Monday, January 11, 2016

Private sector coalition and Prepa workers union blast Revitalization Act

Representatives from a private sector coalition that includes manufacturing, retail and renewable energy sectors publicly asked that Senate Bill 1523 –also known as the Puerto Rico Electric Power Authority (Prepa) Revitalization Act– not be approved as submitted on November 2015. The legislation’s approval is required by the restructuring support agreement (RSA) negotiated by the troubled utility with its fuel line lenders, bondholders, and bond insurers.
“The revitalization bill takes away the powers given to the Puerto Rico Energy Commission (PREC) by Law 57,” said Puerto Rico Manufacturers Association (PRMA) President Carlos Rivera Vélez, summarizing the group’s position. “That is a mortal blow” to the economy in its current state, he added.
If approved, the Revitalization Act would allow to Prepa to regain control over setting electricity rates and limit the PREC’s powers as an independent regulator. “As an independent regulator, the energy commission needs to have complete power over the evaluation and validation of proposed rate increases”, said Rivera Vélez.

Tomás Torres, president of the PRMA’s energy committee, explained that the bill does not allow the PREC to modify Prepa’s restructuring resolution beyond determining the methodology for the transition rates. “That means we will have a truncated energy commission, with limited interference that could turn out to be academic in regards to the securitization process,” he said. The new rates will have two components: the energy component and the securitization component, Torres said.

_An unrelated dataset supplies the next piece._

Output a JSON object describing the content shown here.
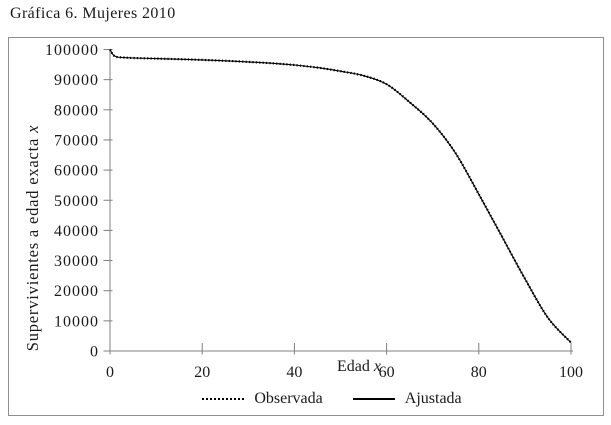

A hotly contested provision of the bill sets new additional charges for the private generation of renewable energy and limits the growth of renewable energy adoption as it pushes back compliance with previously established goals of renewable generation, currently slated for 20% by 2035. The new charges would apply to the generation of distributed energy by solar panels in residential or commercial facilities. Furthermore, the bill revises net metering processes to reduce the amount reimbursed by Prepa to its clients to a marginal, fixed cost and not the real cost.
“If you talk about revitalizing Prepa, you need to talk about revitalizing the economy of Puerto Rico, because soon the utility will have no clients, or investors for the electric system,” stated José Rossi, chairman of the board for the Institute for Competitiveness and Economic Sustainability. Therefore, he said the project needs to strengthen the processes for evaluation and adjudication of what are the legal, moral and reasonable expenses that should be passed on to consumers. Rossi said the bill does not do this. “It cannot be a Prepa revitalization bill because it doesn’t revitalize the economy or the confidence of consumers and investors, which in other jurisdictions can rely on robust energy commissions.” 

It is expected that the Puerto Rico legislature will take up the Prepa Revitalization Act in the regular session that begins Monday. The legislative majority dominated by the governing Popular Democratic Party has been working on amendments to the bill submitted by Gov. García Padilla.